DAILY AFFIRMATION: DAY 15

Somewhere, his unblinking head sits in a closet. Never sleeping. Always staring. Waiting.

(Courtesy of Brian @ House Rock Built)

FULMER CUPDATE: PENN STATE PULLS AHEAD

Yes, there’s Michigan players finally being charged for “stomping on the victim’s head while wearing heavy boots during the fray,” a case which earns Michigan five more points to put them at a respectable 15 points total for the campaign for the Fulmer Cup. (Breakdown: Felony assault=3, two cases of misdemeanor assault, one point each.)

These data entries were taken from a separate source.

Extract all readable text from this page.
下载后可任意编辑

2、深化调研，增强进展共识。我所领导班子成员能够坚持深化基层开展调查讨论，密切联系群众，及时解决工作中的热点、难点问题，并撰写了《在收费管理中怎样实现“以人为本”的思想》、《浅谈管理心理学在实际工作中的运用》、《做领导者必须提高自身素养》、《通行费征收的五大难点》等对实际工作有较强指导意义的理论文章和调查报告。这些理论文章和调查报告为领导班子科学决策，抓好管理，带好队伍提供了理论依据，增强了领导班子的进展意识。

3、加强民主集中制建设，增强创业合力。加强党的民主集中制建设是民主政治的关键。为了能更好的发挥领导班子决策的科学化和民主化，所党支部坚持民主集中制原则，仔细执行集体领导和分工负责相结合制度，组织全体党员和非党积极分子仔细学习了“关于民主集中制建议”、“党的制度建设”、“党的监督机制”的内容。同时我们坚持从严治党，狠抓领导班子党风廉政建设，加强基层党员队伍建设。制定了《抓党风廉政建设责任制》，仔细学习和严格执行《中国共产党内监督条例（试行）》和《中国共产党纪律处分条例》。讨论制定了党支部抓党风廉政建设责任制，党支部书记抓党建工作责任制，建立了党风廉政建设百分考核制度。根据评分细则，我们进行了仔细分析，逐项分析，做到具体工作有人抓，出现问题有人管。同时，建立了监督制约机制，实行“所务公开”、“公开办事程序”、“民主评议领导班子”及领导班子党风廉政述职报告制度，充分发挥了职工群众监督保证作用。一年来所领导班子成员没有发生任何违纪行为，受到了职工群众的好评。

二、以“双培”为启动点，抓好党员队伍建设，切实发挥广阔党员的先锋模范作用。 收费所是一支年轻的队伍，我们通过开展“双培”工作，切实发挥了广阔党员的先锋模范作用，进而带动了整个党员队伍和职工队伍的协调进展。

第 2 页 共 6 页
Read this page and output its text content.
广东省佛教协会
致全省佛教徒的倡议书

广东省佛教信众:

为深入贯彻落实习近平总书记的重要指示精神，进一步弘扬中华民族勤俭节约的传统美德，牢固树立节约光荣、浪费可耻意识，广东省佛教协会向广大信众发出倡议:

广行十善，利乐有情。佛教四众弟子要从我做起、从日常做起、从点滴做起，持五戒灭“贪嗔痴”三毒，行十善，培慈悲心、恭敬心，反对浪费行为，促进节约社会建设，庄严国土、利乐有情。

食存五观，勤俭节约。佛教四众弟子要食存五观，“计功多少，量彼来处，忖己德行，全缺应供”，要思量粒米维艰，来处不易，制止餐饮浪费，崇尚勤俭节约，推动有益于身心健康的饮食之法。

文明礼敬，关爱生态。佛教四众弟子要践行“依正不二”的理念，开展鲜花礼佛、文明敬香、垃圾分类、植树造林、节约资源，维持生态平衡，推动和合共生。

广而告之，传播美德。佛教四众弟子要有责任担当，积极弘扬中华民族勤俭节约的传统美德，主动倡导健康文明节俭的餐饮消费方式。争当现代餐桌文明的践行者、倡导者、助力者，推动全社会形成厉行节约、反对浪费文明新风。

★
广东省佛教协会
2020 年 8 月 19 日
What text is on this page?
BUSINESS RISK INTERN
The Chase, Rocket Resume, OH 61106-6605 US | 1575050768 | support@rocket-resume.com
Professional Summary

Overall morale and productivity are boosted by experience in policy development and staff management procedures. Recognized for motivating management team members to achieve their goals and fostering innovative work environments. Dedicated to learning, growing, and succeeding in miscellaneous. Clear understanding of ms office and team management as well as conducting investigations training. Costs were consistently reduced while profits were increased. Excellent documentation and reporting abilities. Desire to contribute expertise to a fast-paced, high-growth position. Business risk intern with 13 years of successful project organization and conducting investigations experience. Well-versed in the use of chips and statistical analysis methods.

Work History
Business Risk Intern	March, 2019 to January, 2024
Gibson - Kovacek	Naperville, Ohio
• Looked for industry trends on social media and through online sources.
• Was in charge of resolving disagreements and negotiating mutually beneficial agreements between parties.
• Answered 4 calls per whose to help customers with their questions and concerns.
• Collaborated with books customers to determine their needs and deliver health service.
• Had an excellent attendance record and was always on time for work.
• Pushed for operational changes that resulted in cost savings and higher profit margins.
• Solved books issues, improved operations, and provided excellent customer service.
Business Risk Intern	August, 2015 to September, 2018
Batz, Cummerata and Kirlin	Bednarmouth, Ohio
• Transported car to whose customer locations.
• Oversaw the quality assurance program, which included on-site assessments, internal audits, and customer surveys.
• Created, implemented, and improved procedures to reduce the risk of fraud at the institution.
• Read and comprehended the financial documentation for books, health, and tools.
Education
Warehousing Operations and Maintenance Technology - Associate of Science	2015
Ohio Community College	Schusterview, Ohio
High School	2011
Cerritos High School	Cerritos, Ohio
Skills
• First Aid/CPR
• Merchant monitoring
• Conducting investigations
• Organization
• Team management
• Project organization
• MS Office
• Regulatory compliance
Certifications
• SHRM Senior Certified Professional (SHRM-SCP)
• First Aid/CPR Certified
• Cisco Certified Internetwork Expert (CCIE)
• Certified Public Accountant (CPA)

But the major breaking story today is the news out of State College, PA: two Penn State football players, Andrew Quarless and Willie Harriott, were caught drinking on campus and cited for underage consumption, piddly charges with the combined significance of a field goal. Field goals don’t count for much in the first quarter, but they’ll snap backs in the fourth quarter, which is precisely where we’re at in the competition right now. The two one-point offenses combine to put Penn State-BRAAAAAAAINS!!!-into a one point lead over the Illini for the 2007 Fulmer Cup, 25-24.

Again: a [NAME REDACTED] team has blown a fourth quarter lead in spectacular fashion. We’re speechless. (HT: Run Up The Score.)


Defeat. It has a thousand forms. This is one.